A rocky start to the week: The first day of the week’s trade can be reasonably said to have ended – and it was a tumultuous one. US President Trump’s tweeting of new tariffs on the Chinese economy sparked a level volatility not experienced in the financial markets for several months. It certainly had the effect of waking some (perhaps) complacent market participants from their slumber. And although the panic has abated somewhat, sentiment has been dented again this morning, after an announcement from Robert Lighthizer this morning that US tariffs on Chinese goods will be increased this coming Friday.
US trade showed greater equanimity: Wall Street was closed when this information became public. However, during US trade, the S&P500 progressively climbed over night, after gapping considerably at its open. On any other day, one would suggest that the action seen in US equities overnight was negative: the S&P500 is down just shy of 0.5 per cent, with market breadth a lowly 26 per cent. But considering the circumstances, along with lead handed to US traders from Europe and Asia, the price action ought to be viewed with a silver lining. The buyers in the market still seem to outweigh the sellers in the big picture, for now.
Volatility is re-awoken: Volatility has spiked and remains elevated globally. That dynamic may linger for some time yet, too. Arguably, measures of volatility were mispriced anyway, with the VIX trading as low as 11 up until only recently. It’s at 15 now, after lifting above 19 at stages yesterday. The dust will settle this morning in Asia’s trade, despite this morning’s new trade-war developments. So much is being portrayed in futures markets: our ASX200 for one, after shedding 0.82 per cent in rapid fashion in yesterday’s trade, will regain 25 points at today’s open, according to the SPI Futures contract.
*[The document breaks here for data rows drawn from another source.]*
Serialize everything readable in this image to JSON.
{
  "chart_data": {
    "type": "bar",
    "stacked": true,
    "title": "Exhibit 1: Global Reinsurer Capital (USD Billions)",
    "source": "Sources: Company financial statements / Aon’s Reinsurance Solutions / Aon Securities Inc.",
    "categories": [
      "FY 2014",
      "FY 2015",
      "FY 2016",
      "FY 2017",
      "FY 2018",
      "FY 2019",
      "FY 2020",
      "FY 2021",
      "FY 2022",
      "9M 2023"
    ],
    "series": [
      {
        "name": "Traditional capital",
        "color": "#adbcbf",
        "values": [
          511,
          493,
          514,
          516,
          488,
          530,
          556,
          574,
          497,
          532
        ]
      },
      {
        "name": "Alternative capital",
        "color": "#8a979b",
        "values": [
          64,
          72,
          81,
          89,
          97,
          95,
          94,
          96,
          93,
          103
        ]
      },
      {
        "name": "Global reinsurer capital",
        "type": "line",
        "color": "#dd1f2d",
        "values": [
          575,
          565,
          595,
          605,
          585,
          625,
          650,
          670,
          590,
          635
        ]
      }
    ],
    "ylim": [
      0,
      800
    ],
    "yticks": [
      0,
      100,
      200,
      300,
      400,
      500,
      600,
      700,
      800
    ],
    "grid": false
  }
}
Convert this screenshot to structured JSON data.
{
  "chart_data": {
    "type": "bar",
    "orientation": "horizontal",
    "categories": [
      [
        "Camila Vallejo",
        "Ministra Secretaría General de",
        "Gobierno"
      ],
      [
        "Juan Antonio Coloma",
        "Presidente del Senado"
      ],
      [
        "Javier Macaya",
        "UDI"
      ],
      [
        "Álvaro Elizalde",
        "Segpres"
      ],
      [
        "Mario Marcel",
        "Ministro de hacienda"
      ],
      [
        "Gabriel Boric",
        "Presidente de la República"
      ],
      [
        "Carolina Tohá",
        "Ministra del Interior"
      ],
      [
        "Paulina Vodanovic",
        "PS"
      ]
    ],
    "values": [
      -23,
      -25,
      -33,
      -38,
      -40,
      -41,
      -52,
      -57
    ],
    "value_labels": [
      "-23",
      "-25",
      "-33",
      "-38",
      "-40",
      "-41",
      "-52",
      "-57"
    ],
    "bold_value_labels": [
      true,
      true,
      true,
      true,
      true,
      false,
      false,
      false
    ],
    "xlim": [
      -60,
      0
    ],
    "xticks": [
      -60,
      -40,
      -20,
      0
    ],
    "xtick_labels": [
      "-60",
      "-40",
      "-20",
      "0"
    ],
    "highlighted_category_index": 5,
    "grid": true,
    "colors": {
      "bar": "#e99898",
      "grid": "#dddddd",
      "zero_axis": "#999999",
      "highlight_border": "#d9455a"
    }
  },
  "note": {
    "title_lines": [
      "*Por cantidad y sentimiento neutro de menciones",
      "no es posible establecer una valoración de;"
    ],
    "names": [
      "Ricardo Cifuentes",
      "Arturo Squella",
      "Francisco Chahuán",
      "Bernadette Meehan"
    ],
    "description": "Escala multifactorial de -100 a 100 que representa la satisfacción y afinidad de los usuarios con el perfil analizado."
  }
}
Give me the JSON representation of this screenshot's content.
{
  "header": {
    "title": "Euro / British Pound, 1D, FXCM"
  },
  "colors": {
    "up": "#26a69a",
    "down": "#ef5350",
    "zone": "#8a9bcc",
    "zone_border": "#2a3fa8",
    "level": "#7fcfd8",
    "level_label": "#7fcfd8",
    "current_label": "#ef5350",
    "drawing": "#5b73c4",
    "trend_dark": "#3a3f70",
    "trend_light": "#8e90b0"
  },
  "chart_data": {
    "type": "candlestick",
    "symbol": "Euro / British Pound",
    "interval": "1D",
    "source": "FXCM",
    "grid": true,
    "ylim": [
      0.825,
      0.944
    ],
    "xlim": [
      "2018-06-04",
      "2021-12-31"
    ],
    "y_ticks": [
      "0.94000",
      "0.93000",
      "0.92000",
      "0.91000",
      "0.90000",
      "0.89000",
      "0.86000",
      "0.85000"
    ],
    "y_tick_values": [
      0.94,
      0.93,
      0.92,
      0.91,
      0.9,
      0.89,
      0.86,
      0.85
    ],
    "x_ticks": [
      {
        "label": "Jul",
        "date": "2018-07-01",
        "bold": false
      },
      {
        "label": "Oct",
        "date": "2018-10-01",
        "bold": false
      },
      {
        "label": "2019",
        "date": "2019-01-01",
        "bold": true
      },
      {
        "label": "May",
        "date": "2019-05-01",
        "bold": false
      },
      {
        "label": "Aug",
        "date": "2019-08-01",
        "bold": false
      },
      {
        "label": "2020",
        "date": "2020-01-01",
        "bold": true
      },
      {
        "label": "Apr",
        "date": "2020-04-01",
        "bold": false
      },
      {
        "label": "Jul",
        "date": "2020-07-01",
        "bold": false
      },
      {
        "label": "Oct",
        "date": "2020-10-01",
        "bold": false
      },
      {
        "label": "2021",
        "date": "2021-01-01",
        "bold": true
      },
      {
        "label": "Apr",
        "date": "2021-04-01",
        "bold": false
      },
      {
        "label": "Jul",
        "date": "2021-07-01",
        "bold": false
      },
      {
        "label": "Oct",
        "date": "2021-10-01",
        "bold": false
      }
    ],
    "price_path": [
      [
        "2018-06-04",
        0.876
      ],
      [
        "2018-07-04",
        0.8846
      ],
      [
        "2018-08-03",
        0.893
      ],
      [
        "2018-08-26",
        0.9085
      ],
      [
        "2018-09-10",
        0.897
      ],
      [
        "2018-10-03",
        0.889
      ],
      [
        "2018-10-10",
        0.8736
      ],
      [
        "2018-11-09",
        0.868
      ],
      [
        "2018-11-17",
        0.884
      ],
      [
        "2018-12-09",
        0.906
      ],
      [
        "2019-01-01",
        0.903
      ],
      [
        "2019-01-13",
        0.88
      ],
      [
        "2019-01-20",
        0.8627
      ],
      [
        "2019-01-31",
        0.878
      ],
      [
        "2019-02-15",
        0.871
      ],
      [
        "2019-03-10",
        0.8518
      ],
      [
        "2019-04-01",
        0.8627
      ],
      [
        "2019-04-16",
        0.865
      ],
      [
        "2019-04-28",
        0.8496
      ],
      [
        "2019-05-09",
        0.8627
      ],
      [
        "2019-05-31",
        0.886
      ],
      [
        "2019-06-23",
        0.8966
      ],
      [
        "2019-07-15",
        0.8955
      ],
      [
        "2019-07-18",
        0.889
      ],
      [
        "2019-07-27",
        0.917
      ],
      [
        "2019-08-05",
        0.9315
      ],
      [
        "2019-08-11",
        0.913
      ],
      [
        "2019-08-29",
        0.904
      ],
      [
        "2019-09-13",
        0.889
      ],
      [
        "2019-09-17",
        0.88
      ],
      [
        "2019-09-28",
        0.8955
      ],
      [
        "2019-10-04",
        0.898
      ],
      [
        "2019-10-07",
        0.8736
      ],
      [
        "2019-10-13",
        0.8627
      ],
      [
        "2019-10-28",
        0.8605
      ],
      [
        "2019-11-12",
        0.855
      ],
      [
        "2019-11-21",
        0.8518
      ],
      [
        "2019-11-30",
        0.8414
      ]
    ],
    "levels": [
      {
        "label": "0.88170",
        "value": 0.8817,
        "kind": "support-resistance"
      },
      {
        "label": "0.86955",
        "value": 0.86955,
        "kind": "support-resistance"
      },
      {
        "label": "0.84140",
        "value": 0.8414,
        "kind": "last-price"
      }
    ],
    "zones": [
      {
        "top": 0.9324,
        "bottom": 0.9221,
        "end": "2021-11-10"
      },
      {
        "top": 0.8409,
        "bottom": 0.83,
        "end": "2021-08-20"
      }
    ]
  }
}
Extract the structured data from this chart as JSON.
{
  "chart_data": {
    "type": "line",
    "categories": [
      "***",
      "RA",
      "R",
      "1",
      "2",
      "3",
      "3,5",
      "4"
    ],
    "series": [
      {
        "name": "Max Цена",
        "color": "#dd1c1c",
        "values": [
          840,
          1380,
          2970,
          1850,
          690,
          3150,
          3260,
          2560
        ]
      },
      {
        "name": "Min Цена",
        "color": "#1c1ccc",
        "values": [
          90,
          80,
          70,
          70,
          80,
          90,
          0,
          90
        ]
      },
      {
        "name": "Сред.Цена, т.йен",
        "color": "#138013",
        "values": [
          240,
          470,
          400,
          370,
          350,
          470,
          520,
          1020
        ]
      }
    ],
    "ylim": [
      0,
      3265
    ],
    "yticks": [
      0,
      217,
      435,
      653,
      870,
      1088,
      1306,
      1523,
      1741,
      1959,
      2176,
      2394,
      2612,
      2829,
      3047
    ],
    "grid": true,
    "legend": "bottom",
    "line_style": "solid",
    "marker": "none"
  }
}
Chinese stocks at the forefront: The real interest for macro-watchers today, though, will be how Chinese stocks perform. For reasons that need no explanation, they got whacked in Asian trade yesterday, with the CSI300 sustaining losses close to 6 per cent. The extension of this was an underperformance in risk assets everywhere. It was especially true for the Australian Dollar, which traded at an intraday low of 6963 overnight. Safe havens have naturally prospered in this environment, driving gains in high-grade government bonds, lifting currencies such as the Japanese Yen, US Dollar, and Swiss Franc.
Letting the dust settle: For the discerning punter, today’s trade should reveal far more about the truth of the impact of US President Trump’s policies. The trade-war after all disproportionately impacted Chinese and European equities when trade-tensions were last this high. On top of this, it will be curious to see how participants in Chinese markets, who’d more-or-less priced out an escalation of a trade-war, approach equities. The turnaround in trade overnight (seemingly) came consequent to news that China would still be attending trade negotiations in Washington, with interest now as to whether this news alone is enough to settle bearish sentiment in Chinese markets.
The RBA to seize focus this afternoon: All other news was practically washed out overnight by the reaction to US President Trump’s trade-war Tweets. But today, for Aussie traders, the RBA, at least momentarily, will be the centre of attention. For the first time in several years, market participants approach an RBA meeting with its outcome genuinely unknown. On the one hand, pro-cutters suggest that given the recent poor CPI data, and softer overall economic activity, the RBA should stick strictly to its mandate and cut rates. On the other hand, pro-holders possess a “wait and see view” suggesting more rate-cuts will yield diminishing (and insufficient) returns, anyway.
What are the markets expecting? Interest rate markets are very marginally pointing to a hold decision from the RBA. Around 12 basis points of cuts are baked into the market right now. It’s expected to be a relatively volatile event no matter what: either the RBA cuts, and the market must rapidly price-in the extra 13 basis points of cuts not “in the market”; or they hold, and the market must price-out the 12 basis points of cuts. If the former proves true, the AUD and bond yields will likely tumble, and stocks should get a solid lift; while if the latter proves true, the inverse ought to occur.